András Schiff (piano), Gábor Tákacs-Nagy & Zoltán Tuska (violins), Sándor Papp (viola) & Miklós Perényi (cello)


Reviewed by: Richard Whitehouse

Reviewed: 10 June, 2007
Venue: Southbank Centre, London – Queen Elizabeth Hall

The final recital in this series devoted to Bartók’s chamber music followed a similar format of piano works framed by two of the string quartets. And, given that these were the Third and Sixth of the series, the contrast on all levels was heard at its most acute.

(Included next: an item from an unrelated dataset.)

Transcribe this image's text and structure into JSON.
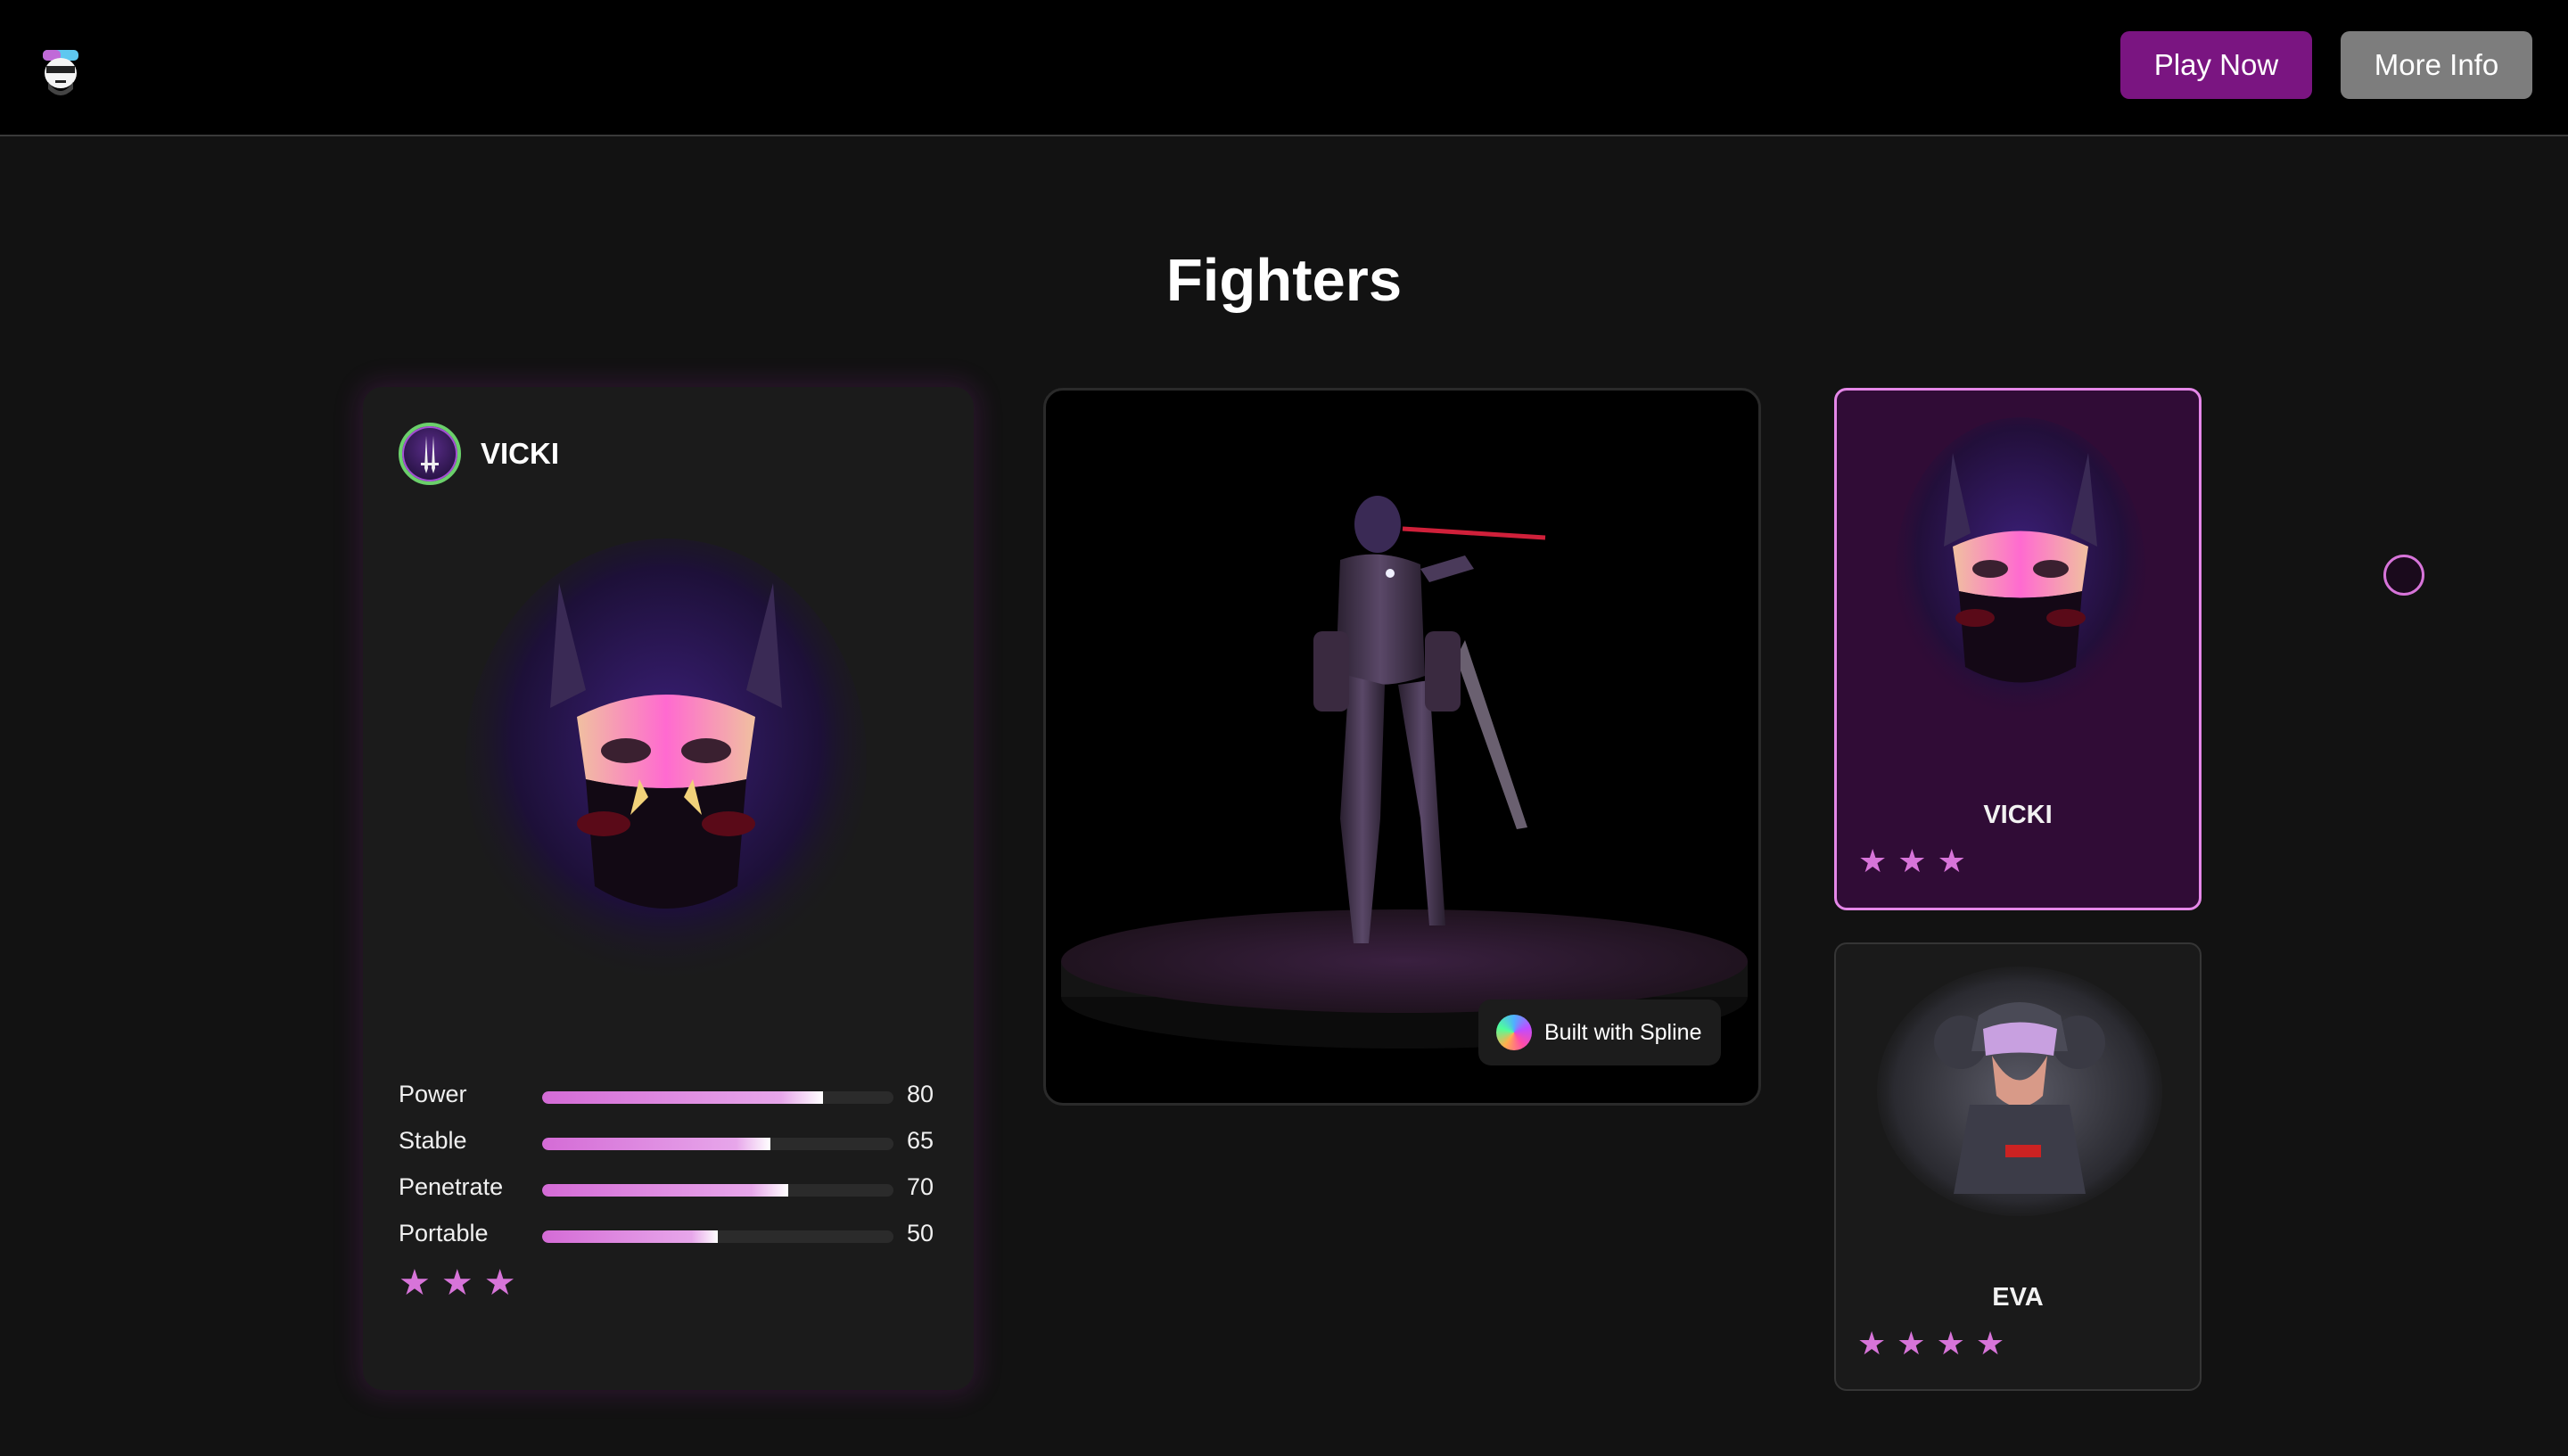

Certainly the Third Quartet (1927) is Bartók at his most radical and uncompromising: its 15-minute span at once a single movement whose three – possibly four – main sub-divisions can correspond either to a compressed Classical structure or to an expanded sonata entity, depending on where the formal and expressive emphasis is placed.

It was to the credit of the specially formed Mikrokosmos Quartet that the musicians’ performance steered a fine line between these possibilities, without at all lacking focus or conviction as an interpretation. Thus the simmering intensity of the ‘Prima parte’ prepared the ground – without seeming introductory – for the lengthier and intensely argued ‘Seconda parte’, here dispatched with a driving but never headlong momentum whose necessary resolution was the ‘Ricapitulazione della prima parte’; less a truncated reprise than an inward distillation of the work’s motivic nexus, thus leaving the ‘Coda’ to drive home the accrued energy with a resolve the more impressive for eschewing easy aggression. Disciplined in manner yet spontaneous in delivery, this account reaffirmed the work’s claims to being Bartók’s masterpiece.

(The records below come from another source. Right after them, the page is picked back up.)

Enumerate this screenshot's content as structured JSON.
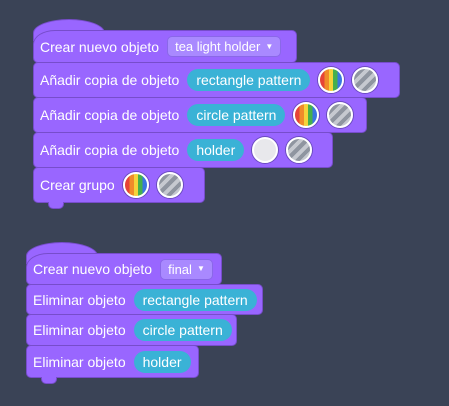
{
  "stack1": {
    "create_label": "Crear nuevo objeto",
    "object_name": "tea light holder",
    "copy_label": "Añadir copia de objeto",
    "copy_targets": [
      "rectangle pattern",
      "circle pattern",
      "holder"
    ],
    "group_label": "Crear grupo"
  },
  "stack2": {
    "create_label": "Crear nuevo objeto",
    "object_name": "final",
    "delete_label": "Eliminar objeto",
    "delete_targets": [
      "rectangle pattern",
      "circle pattern",
      "holder"
    ]
  },
  "colors": {
    "background": "#3a4356",
    "block": "#9966ff",
    "reporter": "#3ab2d6"
  },
  "icons": {
    "dropdown": "chevron-down-icon",
    "color_swatch": "rainbow-color-icon",
    "pattern_swatch": "striped-pattern-icon",
    "plain_swatch": "plain-color-icon"
  }
}
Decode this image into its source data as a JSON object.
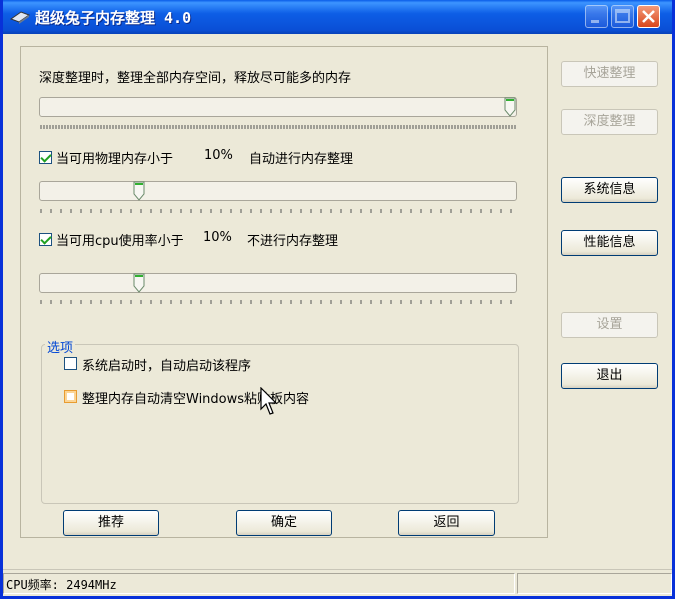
{
  "window": {
    "title": "超级兔子内存整理 4.0"
  },
  "deep": {
    "description": "深度整理时，整理全部内存空间，释放尽可能多的内存",
    "slider_value": 100
  },
  "memory": {
    "label_prefix": "当可用物理内存小于",
    "value": "10%",
    "label_suffix": "自动进行内存整理",
    "checked": true,
    "slider_value": 20
  },
  "cpu": {
    "label_prefix": "当可用cpu使用率小于",
    "value": "10%",
    "label_suffix": "不进行内存整理",
    "checked": true,
    "slider_value": 20
  },
  "options": {
    "title": "选项",
    "autostart_label": "系统启动时，自动启动该程序",
    "clear_clipboard_label": "整理内存自动清空Windows粘贴板内容"
  },
  "buttons": {
    "quick": "快速整理",
    "deep": "深度整理",
    "sysinfo": "系统信息",
    "perf": "性能信息",
    "settings": "设置",
    "exit": "退出",
    "recommend": "推荐",
    "ok": "确定",
    "back": "返回"
  },
  "status": {
    "cpu_freq": "CPU频率: 2494MHz"
  },
  "colors": {
    "titlebar": "#0a4fd6",
    "face": "#ece9d8",
    "group_title": "#0046d5",
    "close_button": "#d8461d"
  }
}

A highlight of these recitals has been András Schiff’s rendition of a selection from Bartók’s piano output. So it was here – beginning with Six Dances in Bulgarian Rhythm that are the culmination of the sixth and final book of Mikrokosmos (1939), a piano directory like no other. Too often wrestled to the ground by not-so-advanced students, it was a pleasure to hear the dances given with such verve – Schiff pointing up differences in rhythmic emphasis while ensuring they ran together as a sequence. Likewise the Suite (1916) that is a crucial link in the decade witnessing Bartók’s voyage of discovery: accelerating from a quizzical ‘Allegretto’, through a capering ‘Scherzo’, to a motoric Allegro – before a ‘Sostenuto’ sets the preceding movements at a distance borne more of resignation than tranquillity.

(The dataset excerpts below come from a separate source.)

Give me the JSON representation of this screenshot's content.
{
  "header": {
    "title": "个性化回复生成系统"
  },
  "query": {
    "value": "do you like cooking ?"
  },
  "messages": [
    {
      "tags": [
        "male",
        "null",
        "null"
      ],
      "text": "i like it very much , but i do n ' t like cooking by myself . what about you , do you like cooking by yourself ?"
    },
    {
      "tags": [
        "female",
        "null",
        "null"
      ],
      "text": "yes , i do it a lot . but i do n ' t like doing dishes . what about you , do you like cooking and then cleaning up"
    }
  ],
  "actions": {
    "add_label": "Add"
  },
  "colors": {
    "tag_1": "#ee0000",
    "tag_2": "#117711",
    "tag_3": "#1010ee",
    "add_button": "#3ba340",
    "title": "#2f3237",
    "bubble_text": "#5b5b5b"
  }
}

Schiff propelled the work’s expressive trajectory with some mastery, and had enough in reserve for a scintillating account of the Sonata (1926) in which Bartók sets out the singular premises of his mature piano-writing. Maybe the central slow movement could have evinced even greater pathos beneath its monochrome sombreness, but the allegros either side were done with a judicious mix of the commanding and capricious – Schiff powering through the hair-raising final pages with irresistible virtuosity. A virtuosity the more impressive for being placed so evidently at the service of the music.

If the Sonata marks the eruptive beginning of Bartók’s most sustained phase of creativity, the Sixth Quartet (1939) marks its ambivalent end. With its four-movement form and air of restraint, this has been seen as a regression on the composer’s part – yet, as the players eloquently confirmed in this performance, there is nothing tentative or backward-looking about the music. How subtly they shaped the ‘Mesto’ theme prefacing each of the first three movements – a fervent yet distracted ‘Vivace’, a sardonic yet evidently pained ‘Marcia’, and a robust yet hollow ‘Burletta’ – before any pretence falls away in a finale where the ‘Mesto’ theme takes over in the most searching and vulnerable music that Bartók wrote.

That the composer never lived beyond sketching its successor is a great pity, but the Sixth Quartet breathes a (not so?) curious air of finality that makes it a fitting end to a masterly cycle; and, when rendered with such inwardly attuned conviction as here, the rightful close to a life-enhancing series.